Hartford Said to Seek Sale of Japanese Annuity UnitMatthew Monks and Zachary Tracer
Hartford Financial Services Group Inc., the insurance company pruning operations after an activist investor urged it to split up last year, hired Deutsche Bank AG to seek a buyer for its Japanese business, people with knowledge of the matter said.
The people asked not to be identified because the process is private. The Japan unit had about 400,000 variable annuities contracts invested in stocks and bonds worth $27 billion as of March 31, according to a presentation to investors on April 11. Hartford had another $67 billion of annuities in the U.S. and U.K., according to the presentation.
Hartford has been retreating from life insurance and annuities under Chief Executive Officer Liam McGee to focus on property-casualty. Billionaire John Paulson, formerly Hartford’s largest shareholder, pressed McGee to spin off property and casualty from its life-insurance business in February 2012 to increase shareholder value. Annuities had saddled the firm with ballooning liabilities during the financial crisis.
The Hartford, Connecticut-based company stopped selling annuities overseas in 2009 and sold its retirement plans and individual life-insurance businesses this year.
Shannon Lapierre, a spokeswoman for Hartford, declined to comment, as did Mayura Hooper, a spokeswoman for Deutsche Bank.
Hartford gave its Japanese annuities business a so-called market consistent value, a measure tied to cash flow, claims and expenses, of negative $1.2 billion as of March 31, according to the presentation to investors last month. Market consistent value “does not reflect the price a buyer would pay or receive for the block,” the presentation shows.
Selling the Japanese business could be difficult because it is unclear how much it is worth, said Nina Gupta, an analyst with Portales Partners in New York.
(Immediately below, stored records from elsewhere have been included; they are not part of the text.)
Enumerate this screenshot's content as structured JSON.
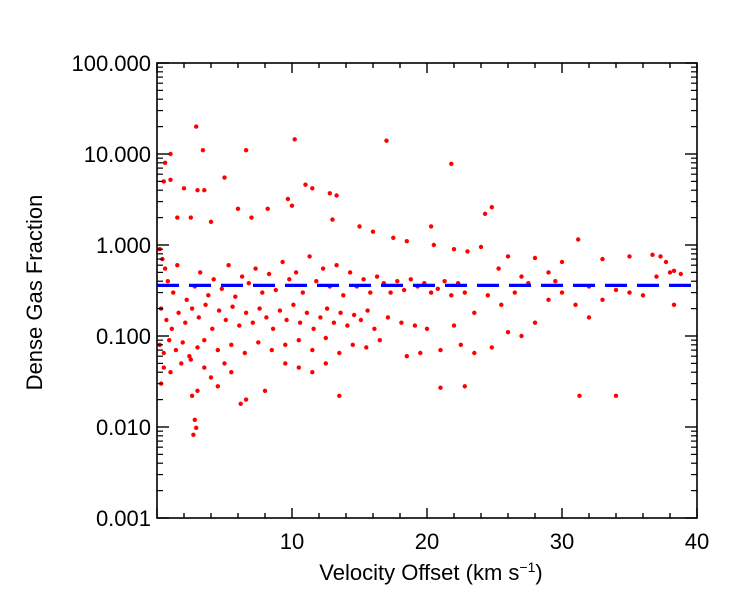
{
  "chart_data": {
    "type": "scatter",
    "title": "",
    "xlabel": "Velocity Offset (km s",
    "xlabel_sup": "−1",
    "xlabel_suffix": ")",
    "ylabel": "Dense Gas Fraction",
    "xlim": [
      0,
      40
    ],
    "ylim": [
      0.001,
      100
    ],
    "yscale": "log",
    "grid": false,
    "x_ticks": [
      10,
      20,
      30,
      40
    ],
    "x_tick_labels": [
      "10",
      "20",
      "30",
      "40"
    ],
    "y_ticks": [
      0.001,
      0.01,
      0.1,
      1,
      10,
      100
    ],
    "y_tick_labels": [
      "0.001",
      "0.010",
      "0.100",
      "1.000",
      "10.000",
      "100.000"
    ],
    "reference_line": {
      "y": 0.36,
      "style": "dashed",
      "color": "#0000ff"
    },
    "point_color": "#ff0000",
    "series": [
      {
        "points": [
          [
            2.9,
            20.0
          ],
          [
            10.2,
            14.5
          ],
          [
            17.0,
            14.0
          ],
          [
            21.8,
            7.8
          ],
          [
            6.6,
            11.0
          ],
          [
            3.4,
            11.0
          ],
          [
            1.0,
            10.0
          ],
          [
            0.6,
            8.0
          ],
          [
            0.5,
            5.0
          ],
          [
            1.0,
            5.2
          ],
          [
            5.0,
            5.5
          ],
          [
            11.0,
            4.6
          ],
          [
            11.5,
            4.2
          ],
          [
            3.5,
            4.0
          ],
          [
            2.0,
            4.2
          ],
          [
            3.0,
            4.0
          ],
          [
            12.8,
            3.7
          ],
          [
            13.3,
            3.5
          ],
          [
            9.7,
            3.2
          ],
          [
            24.8,
            2.6
          ],
          [
            24.3,
            2.2
          ],
          [
            20.3,
            1.6
          ],
          [
            10.0,
            2.7
          ],
          [
            8.2,
            2.5
          ],
          [
            6.0,
            2.5
          ],
          [
            7.0,
            2.0
          ],
          [
            1.5,
            2.0
          ],
          [
            2.5,
            2.0
          ],
          [
            4.0,
            1.8
          ],
          [
            13.0,
            1.9
          ],
          [
            15.0,
            1.6
          ],
          [
            16.0,
            1.4
          ],
          [
            17.5,
            1.2
          ],
          [
            18.5,
            1.1
          ],
          [
            20.5,
            1.0
          ],
          [
            31.2,
            1.15
          ],
          [
            22.0,
            0.9
          ],
          [
            23.0,
            0.85
          ],
          [
            24.0,
            0.95
          ],
          [
            28.0,
            0.72
          ],
          [
            26.0,
            0.75
          ],
          [
            30.0,
            0.65
          ],
          [
            33.0,
            0.7
          ],
          [
            35.0,
            0.75
          ],
          [
            36.7,
            0.78
          ],
          [
            37.3,
            0.75
          ],
          [
            37.7,
            0.65
          ],
          [
            38.3,
            0.52
          ],
          [
            37.0,
            0.45
          ],
          [
            38.0,
            0.5
          ],
          [
            38.8,
            0.48
          ],
          [
            25.3,
            0.55
          ],
          [
            27.0,
            0.45
          ],
          [
            29.0,
            0.5
          ],
          [
            0.2,
            0.9
          ],
          [
            0.4,
            0.7
          ],
          [
            0.6,
            0.55
          ],
          [
            0.8,
            0.4
          ],
          [
            1.2,
            0.3
          ],
          [
            1.5,
            0.6
          ],
          [
            2.2,
            0.25
          ],
          [
            2.8,
            0.35
          ],
          [
            3.2,
            0.5
          ],
          [
            3.8,
            0.28
          ],
          [
            4.2,
            0.42
          ],
          [
            4.8,
            0.33
          ],
          [
            5.3,
            0.6
          ],
          [
            5.8,
            0.27
          ],
          [
            6.3,
            0.45
          ],
          [
            6.8,
            0.38
          ],
          [
            7.3,
            0.55
          ],
          [
            7.8,
            0.3
          ],
          [
            8.3,
            0.48
          ],
          [
            8.8,
            0.32
          ],
          [
            9.3,
            0.65
          ],
          [
            9.8,
            0.42
          ],
          [
            10.3,
            0.5
          ],
          [
            10.8,
            0.3
          ],
          [
            11.3,
            0.75
          ],
          [
            11.8,
            0.4
          ],
          [
            12.3,
            0.55
          ],
          [
            12.8,
            0.35
          ],
          [
            13.3,
            0.6
          ],
          [
            13.8,
            0.28
          ],
          [
            14.3,
            0.5
          ],
          [
            14.8,
            0.35
          ],
          [
            15.3,
            0.42
          ],
          [
            15.8,
            0.3
          ],
          [
            16.3,
            0.45
          ],
          [
            16.8,
            0.38
          ],
          [
            17.3,
            0.3
          ],
          [
            17.8,
            0.4
          ],
          [
            18.3,
            0.32
          ],
          [
            18.8,
            0.42
          ],
          [
            19.3,
            0.35
          ],
          [
            19.8,
            0.38
          ],
          [
            20.3,
            0.3
          ],
          [
            20.8,
            0.33
          ],
          [
            21.3,
            0.4
          ],
          [
            21.8,
            0.28
          ],
          [
            22.3,
            0.38
          ],
          [
            22.8,
            0.3
          ],
          [
            0.3,
            0.2
          ],
          [
            0.7,
            0.15
          ],
          [
            1.1,
            0.12
          ],
          [
            1.6,
            0.18
          ],
          [
            2.1,
            0.14
          ],
          [
            2.6,
            0.2
          ],
          [
            3.1,
            0.16
          ],
          [
            3.6,
            0.22
          ],
          [
            4.1,
            0.12
          ],
          [
            4.6,
            0.19
          ],
          [
            5.1,
            0.15
          ],
          [
            5.6,
            0.21
          ],
          [
            6.1,
            0.13
          ],
          [
            6.6,
            0.18
          ],
          [
            7.1,
            0.14
          ],
          [
            7.6,
            0.2
          ],
          [
            8.1,
            0.16
          ],
          [
            8.6,
            0.12
          ],
          [
            9.1,
            0.19
          ],
          [
            9.6,
            0.15
          ],
          [
            10.1,
            0.22
          ],
          [
            10.6,
            0.14
          ],
          [
            11.1,
            0.18
          ],
          [
            11.6,
            0.12
          ],
          [
            12.1,
            0.16
          ],
          [
            12.6,
            0.2
          ],
          [
            13.1,
            0.14
          ],
          [
            13.6,
            0.18
          ],
          [
            14.1,
            0.13
          ],
          [
            14.6,
            0.17
          ],
          [
            15.1,
            0.15
          ],
          [
            15.6,
            0.19
          ],
          [
            16.1,
            0.12
          ],
          [
            17.1,
            0.16
          ],
          [
            18.1,
            0.14
          ],
          [
            19.1,
            0.13
          ],
          [
            0.2,
            0.08
          ],
          [
            0.5,
            0.065
          ],
          [
            0.9,
            0.09
          ],
          [
            1.4,
            0.07
          ],
          [
            1.9,
            0.085
          ],
          [
            2.4,
            0.06
          ],
          [
            3.0,
            0.075
          ],
          [
            3.5,
            0.09
          ],
          [
            4.5,
            0.07
          ],
          [
            5.5,
            0.08
          ],
          [
            6.5,
            0.065
          ],
          [
            7.5,
            0.085
          ],
          [
            8.5,
            0.07
          ],
          [
            9.5,
            0.08
          ],
          [
            10.5,
            0.09
          ],
          [
            11.5,
            0.07
          ],
          [
            12.5,
            0.095
          ],
          [
            13.5,
            0.065
          ],
          [
            14.5,
            0.08
          ],
          [
            15.5,
            0.075
          ],
          [
            16.5,
            0.09
          ],
          [
            18.5,
            0.06
          ],
          [
            19.5,
            0.065
          ],
          [
            21.0,
            0.07
          ],
          [
            22.5,
            0.08
          ],
          [
            23.5,
            0.065
          ],
          [
            24.8,
            0.075
          ],
          [
            26.0,
            0.11
          ],
          [
            27.0,
            0.1
          ],
          [
            28.0,
            0.14
          ],
          [
            29.0,
            0.25
          ],
          [
            30.0,
            0.3
          ],
          [
            31.0,
            0.22
          ],
          [
            32.0,
            0.16
          ],
          [
            33.0,
            0.25
          ],
          [
            34.0,
            0.32
          ],
          [
            35.0,
            0.3
          ],
          [
            36.0,
            0.28
          ],
          [
            38.3,
            0.22
          ],
          [
            32.0,
            0.35
          ],
          [
            29.5,
            0.4
          ],
          [
            27.5,
            0.38
          ],
          [
            26.5,
            0.3
          ],
          [
            25.5,
            0.22
          ],
          [
            24.5,
            0.28
          ],
          [
            23.5,
            0.18
          ],
          [
            22.0,
            0.13
          ],
          [
            20.0,
            0.12
          ],
          [
            0.3,
            0.03
          ],
          [
            0.5,
            0.045
          ],
          [
            1.0,
            0.04
          ],
          [
            1.8,
            0.05
          ],
          [
            2.5,
            0.055
          ],
          [
            3.0,
            0.025
          ],
          [
            3.5,
            0.045
          ],
          [
            4.0,
            0.035
          ],
          [
            4.5,
            0.028
          ],
          [
            5.0,
            0.05
          ],
          [
            5.5,
            0.04
          ],
          [
            6.2,
            0.018
          ],
          [
            6.6,
            0.02
          ],
          [
            8.0,
            0.025
          ],
          [
            9.5,
            0.05
          ],
          [
            10.5,
            0.045
          ],
          [
            11.5,
            0.04
          ],
          [
            12.5,
            0.05
          ],
          [
            13.5,
            0.022
          ],
          [
            21.0,
            0.027
          ],
          [
            22.8,
            0.028
          ],
          [
            31.3,
            0.022
          ],
          [
            34.0,
            0.022
          ],
          [
            2.8,
            0.012
          ],
          [
            2.7,
            0.0082
          ],
          [
            2.9,
            0.0098
          ],
          [
            2.6,
            0.022
          ]
        ]
      }
    ]
  }
}
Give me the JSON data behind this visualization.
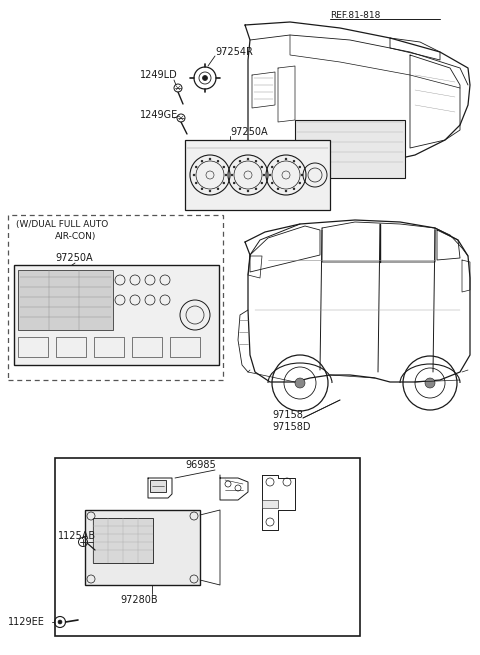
{
  "bg_color": "#ffffff",
  "fig_width": 4.8,
  "fig_height": 6.55,
  "dpi": 100,
  "labels": {
    "ref": "REF.81-818",
    "p97254R": "97254R",
    "p1249LD": "1249LD",
    "p1249GE": "1249GE",
    "p97250A_top": "97250A",
    "p97250A_box": "97250A",
    "box_line1": "(W/DUAL FULL AUTO",
    "box_line2": "AIR-CON)",
    "p97158": "97158",
    "p97158D": "97158D",
    "p96985": "96985",
    "p1125AB": "1125AB",
    "p97280B": "97280B",
    "p1129EE": "1129EE"
  },
  "lc": "#1a1a1a",
  "lw": 0.8,
  "fs": 6.8
}
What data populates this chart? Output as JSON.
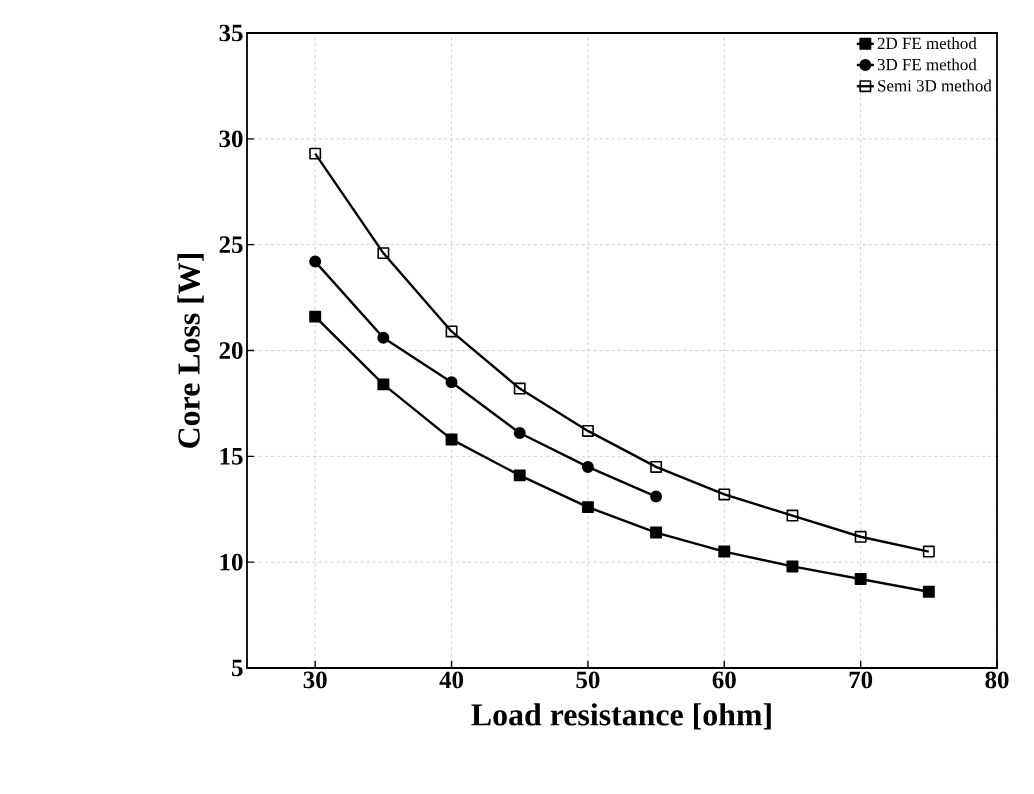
{
  "chart_data": {
    "type": "line",
    "xlabel": "Load resistance [ohm]",
    "ylabel": "Core Loss [W]",
    "x": [
      30,
      35,
      40,
      45,
      50,
      55,
      60,
      65,
      70,
      75
    ],
    "series": [
      {
        "name": "2D FE method",
        "color": "#000000",
        "marker": "square",
        "values": [
          21.6,
          18.4,
          15.8,
          14.1,
          12.6,
          11.4,
          10.5,
          9.8,
          9.2,
          8.6
        ]
      },
      {
        "name": "3D FE method",
        "color": "#000000",
        "marker": "circle",
        "values": [
          24.2,
          20.6,
          18.5,
          16.1,
          14.5,
          13.1,
          null,
          null,
          null,
          null
        ]
      },
      {
        "name": "Semi 3D method",
        "color": "#000000",
        "marker": "square-open",
        "values": [
          29.3,
          24.6,
          20.9,
          18.2,
          16.2,
          14.5,
          13.2,
          12.2,
          11.2,
          10.5
        ]
      }
    ],
    "xlim": [
      25,
      80
    ],
    "xticks": [
      30,
      40,
      50,
      60,
      70,
      80
    ],
    "ylim": [
      5,
      35
    ],
    "yticks": [
      5,
      10,
      15,
      20,
      25,
      30,
      35
    ],
    "grid": true,
    "legend": "top right",
    "line_style": "solid"
  }
}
“They are shrinking it on their own at a fairly decent pace,” she said. “I don’t think they would sell it unless the pricing is very attractive.”
Variable annuities are insurance contracts with payouts tied to the performance of bond and stock markets. Sun Life Financial Inc. and other insurers have struck deals to divest annuities because low rates have made it costlier for them to cover the guarantees embedded in such contracts.
Beth Bombara, who oversees the annuities units at Hartford, told investors last month that the firm would consider divesting annuities at the right price.